Na opinião da responsável, este regime retira às pessoas com deficiência a possibilidade de exercerem os seus direitos, remetendo-os para um estatuto de menores.

“Não podem votar, não podem vender os seus bens, não podem adquirir outros bens, assinar qualquer tipo de contrato. Ficam numa situação equiparada a menores”, sublinhou Paula Campos Pinto.

Segundo a coordenadora do ODDH, esta disposição legal vai contra o que está definido na Convenção sobre os Direitos das Pessoas com Deficiência, que defende a criação de sistemas próprios para estas pessoas, de modo a que elas sejam devidamente apoiadas, “e não ser-lhes pura e simplesmente retirado o exercício da sua cidadania”.

Paula Campos Pinto apontou que esta é uma área preocupante porque está “muito distante daquilo que a convenção preconiza”.

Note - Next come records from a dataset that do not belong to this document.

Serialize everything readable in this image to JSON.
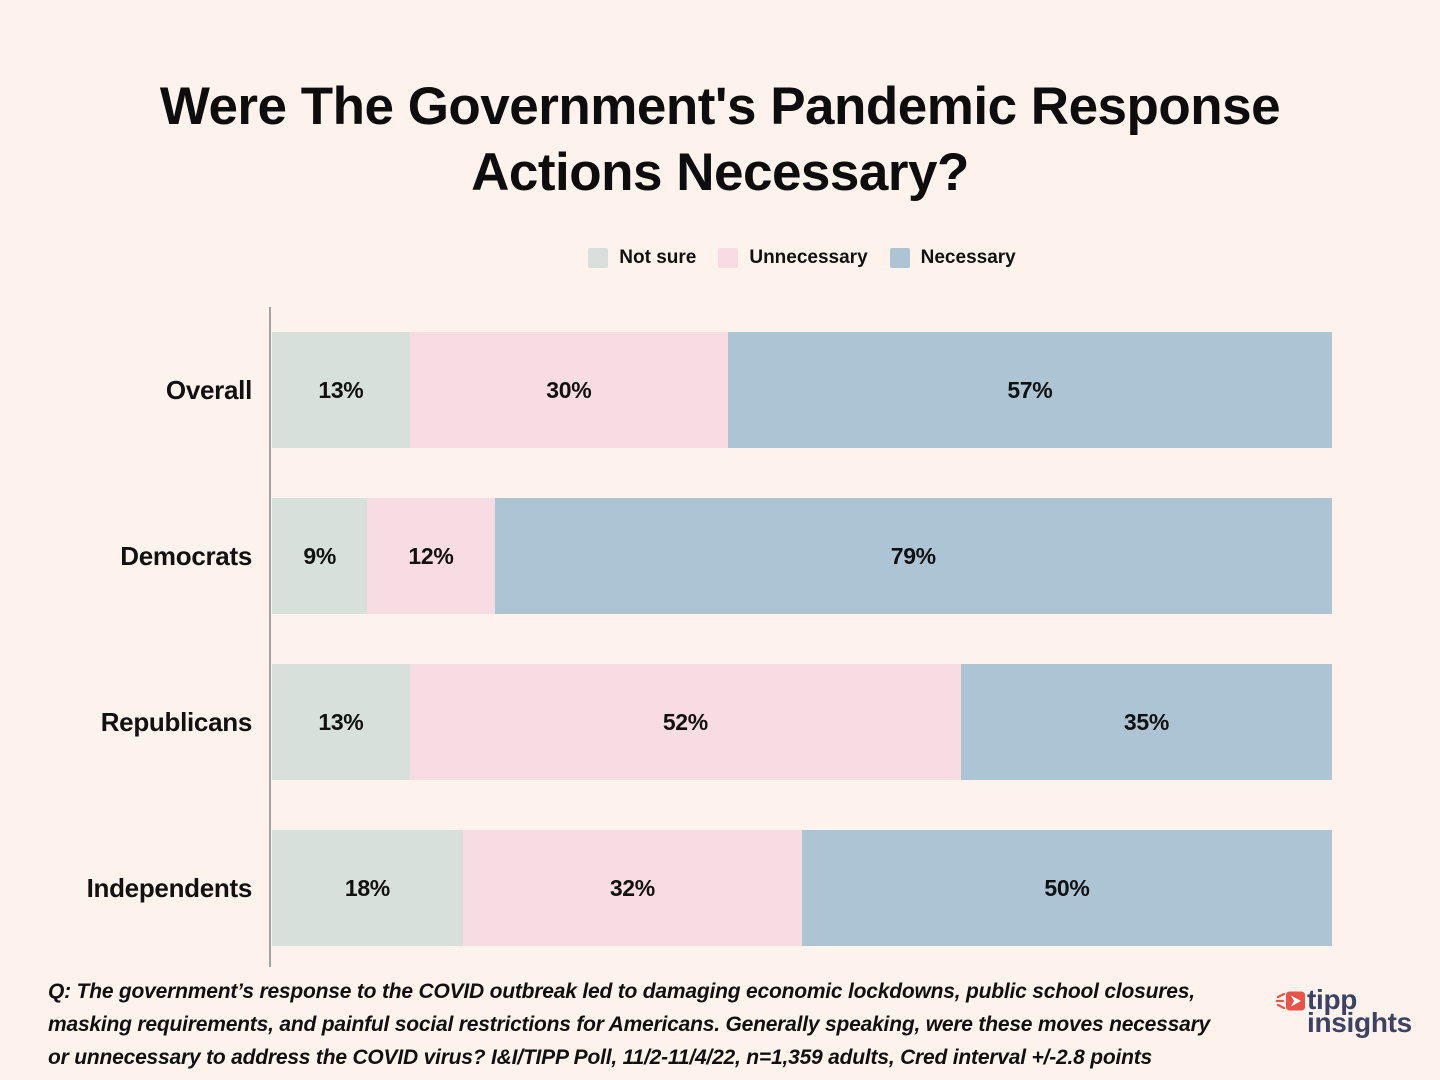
{
  "page": {
    "background": "#fdf3ec"
  },
  "title": "Were The Government's Pandemic Response Actions Necessary?",
  "chart_data": {
    "type": "bar",
    "variant": "horizontal-stacked",
    "title": "Were The Government's Pandemic Response Actions Necessary?",
    "categories": [
      "Overall",
      "Democrats",
      "Republicans",
      "Independents"
    ],
    "series": [
      {
        "name": "Not sure",
        "color": "#d7e0da",
        "values": [
          13,
          9,
          13,
          18
        ]
      },
      {
        "name": "Unnecessary",
        "color": "#f8dce3",
        "values": [
          30,
          12,
          52,
          32
        ]
      },
      {
        "name": "Necessary",
        "color": "#adc4d4",
        "values": [
          57,
          79,
          35,
          50
        ]
      }
    ],
    "value_suffix": "%",
    "xlim": [
      0,
      100
    ],
    "legend_position": "top-center",
    "grid": false,
    "axis_color": "#a3a3a3"
  },
  "footer": {
    "question_lines": [
      "Q:  The government’s response to the COVID outbreak led to damaging economic lockdowns, public school closures,",
      "masking requirements,  and painful social restrictions for Americans. Generally speaking, were these moves necessary",
      "or unnecessary to address the COVID virus? I&I/TIPP Poll, 11/2-11/4/22, n=1,359 adults, Cred interval +/-2.8 points"
    ]
  },
  "logo": {
    "line1": "tipp",
    "line2": "insights",
    "text_color": "#3d4263",
    "icon_color": "#e8534a",
    "icon": "arrow-right-badge-icon"
  }
}
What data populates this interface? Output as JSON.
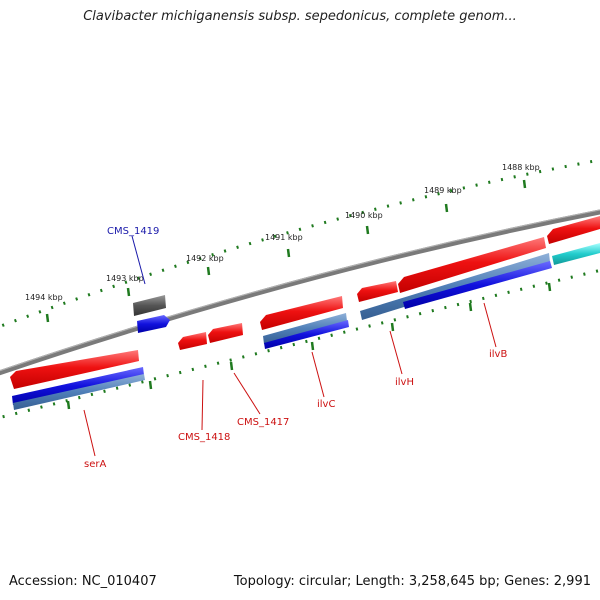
{
  "title": "Clavibacter michiganensis subsp. sepedonicus, complete genom...",
  "footer": {
    "accession": "Accession: NC_010407",
    "summary": "Topology: circular; Length: 3,258,645 bp; Genes: 2,991"
  },
  "scale_labels": [
    "1494 kbp",
    "1493 kbp",
    "1492 kbp",
    "1491 kbp",
    "1490 kbp",
    "1489 kbp",
    "1488 kbp"
  ],
  "gene_labels": [
    "CMS_1419",
    "serA",
    "CMS_1418",
    "CMS_1417",
    "ilvC",
    "ilvH",
    "ilvB"
  ],
  "colors": {
    "gene": "#ee1111",
    "cds": "#1111dd",
    "cds_alt": "#4f7fb8",
    "cds_cyan": "#22cccc",
    "pseudo": "#555555",
    "backbone": "#7a7a7a",
    "tick": "#1f7a1f",
    "label_red": "#cc1111",
    "label_blue": "#1a1aaa"
  }
}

“Há aqui necessidade de uma revisão ao nível da legislação, que seja acompanhada da criação de estruturas de apoio para que estas pessoas, que tenham mais dificuldades, tenham onde recorrer para o apoio à decisão e não lhe sejam apenas coartados os direitos como atualmente acontece”, defendeu.

A coordenadora do ODDH explicou que Portugal está obrigado a apresentar regularmente relatórios à Comissão dos Direitos das Pessoas com Deficiência, no seio da ONU, desde que assinou e ratificou a Convenção das Pessoas com Deficiência.

Paralelamente, a sociedade civil, no caso o ODDH, pode também apresentar o seu relatório, designado relatório sombra, onde dá conta das situações preocupantes em termos de aplicação da convenção.

Para além do regime de interdição, o ODDH aponta também lacunas ao nível das acessibilidades, mas também da educação, onde há um “grande desfasamento” entre a legislação e a sua aplicação, no que diz respeito aos recursos disponíveis.